Cannes Lions: The World's Largest Advertising Festival is About to Begin

Cannes Lions
The Cannes Lions flags in front of the Palais des Festivals et des Congrès convention center in Cannes, France on June 23, 2010. This year, more than 15,000 people are expected to attend the weeklong... Sebastien Nogier/Reuters

On June 18, more than 15,000 people will descend on the French coastal town of Cannes. Their destination, the Palais des Festivals et des Congrès convention center. For seven days the white, modernist building will play host to the Cannes Lions International Festival of Creativity, the largest celebration of the great and the good of the advertising world.

The festival, which is now in its 62nd year, began as a response to the Cannes Film Festival, which is held in May at the same convention center. Back in 1954, representatives from the Screen Advertising World Association felt that their cinematic adverts should received equal recognition as the films they preceded. They created the International Advertising Film Festival, which later became the week-long Cannes Lions.

This year, among the various presentations, workshops and networking events are four award ceremonies to honor the best advertising campaigns of the year. Creatives have submitted 43,000 entries for the 24 categories, which include awards for the best adverts for television, film, print and radio.

One entry to watch is Burger King's McWhopper campaign, which made headlines last year. Ahead of international peace day on September 21, 2015, the fast-food giant reached out to McDonald's in an open letter and asked it to collaborate on a joint burger.

McDonald's politely declined (and suggested that next time Burger King just call) but by that point the story had already trended around the world, generating 8.6 billion media impressions. Adweek, a website and magazine centered around the advertising industry, has already predicted that the campaign will dominate several of the awards categories.

This year's festival comes at a particularly lucrative time for advertisers. With the Rio Olympics, the U.S. presidential elections and the Euros football tournament taking place over the coming months, total global advertising spend for 2016 is predicted to rise by 4.6 percent to $579 billion. In April, Martin Sorrell, the chief executive of WPP, the world's largest advertising company, was forced to defend his pay package, which is now worth $98 million.But it's not all champagne and caviar. The advertising world is in a continual state of change as new content-delivery platforms continue to emerge. Advertisers have to reach audiences on mobile phones, tablets and computers while thinking about the creative potential of rising technologies such as virtual reality.

A lot of the time, their offerings are unwelcome. Over 40 million people use AdBlock, a Google Chrome extension that does exactly what the name suggests. Millions more use similar software across other browsers.

To capture people's increasingly distracted attentions, adverts have to be more and more creative, in the hope that they end up going viral. Advertisers also face growing and diverse audiences as millions more people join the online world. Working out how to best target these demographics is another challenge that agencies face.

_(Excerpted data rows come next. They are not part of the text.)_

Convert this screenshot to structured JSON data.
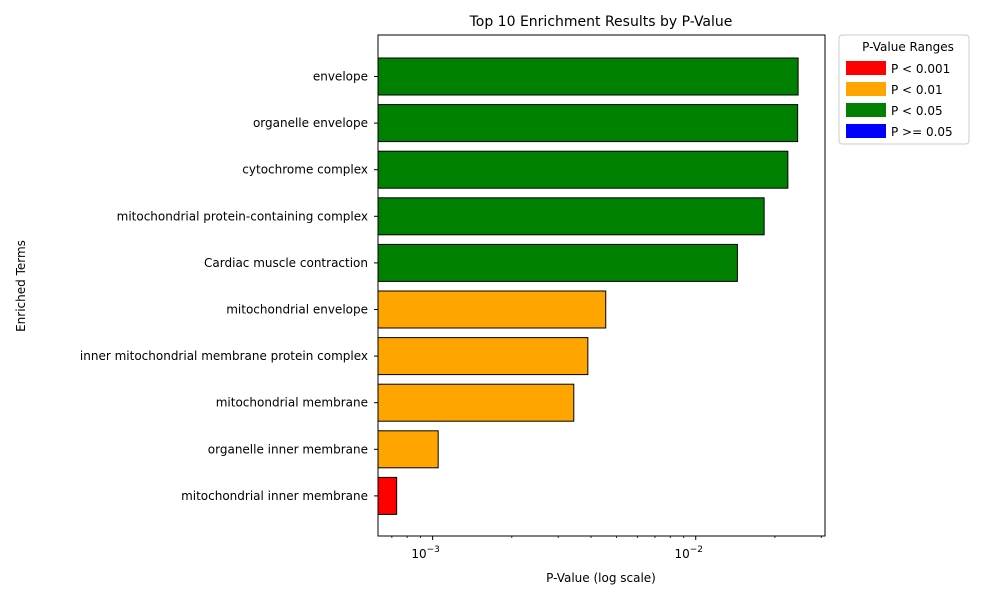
{
  "chart_data": {
    "type": "bar",
    "orientation": "horizontal",
    "title": "Top 10 Enrichment Results by P-Value",
    "xlabel": "P-Value (log scale)",
    "ylabel": "Enriched Terms",
    "xscale": "log",
    "xlim": [
      0.00062,
      0.031
    ],
    "x_ticks": [
      {
        "value": 0.001,
        "base": "10",
        "exp": "−3"
      },
      {
        "value": 0.01,
        "base": "10",
        "exp": "−2"
      }
    ],
    "categories": [
      "envelope",
      "organelle envelope",
      "cytochrome complex",
      "mitochondrial protein-containing complex",
      "Cardiac muscle contraction",
      "mitochondrial envelope",
      "inner mitochondrial membrane protein complex",
      "mitochondrial membrane",
      "organelle inner membrane",
      "mitochondrial inner membrane"
    ],
    "values": [
      0.0245,
      0.0244,
      0.0224,
      0.0182,
      0.0144,
      0.00455,
      0.00389,
      0.00344,
      0.00105,
      0.00073
    ],
    "bar_colors": [
      "#008000",
      "#008000",
      "#008000",
      "#008000",
      "#008000",
      "#FFA500",
      "#FFA500",
      "#FFA500",
      "#FFA500",
      "#FF0000"
    ],
    "legend": {
      "title": "P-Value Ranges",
      "placement": "outside-top-right",
      "entries": [
        {
          "label": "P < 0.001",
          "color": "#FF0000"
        },
        {
          "label": "P < 0.01",
          "color": "#FFA500"
        },
        {
          "label": "P < 0.05",
          "color": "#008000"
        },
        {
          "label": "P >= 0.05",
          "color": "#0000FF"
        }
      ]
    },
    "grid": false
  }
}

Many of these issues will be addressed at the Cannes festival, which features guest speakers from leading advertising agencies, alongside Hollywood royalty such as the film director Alejandro González Iñárritu and the actor Will Smith. Also in attendance will be U.N. Secretary-General Ban Ki-moon to discuss the power of advertising to promote social change.

With some of the world's leading creatives at the festival, the coming week is likely to provoke new developments within the advertising world. And for the audiences it targets, this could mean surprising changes to the way we experience ads.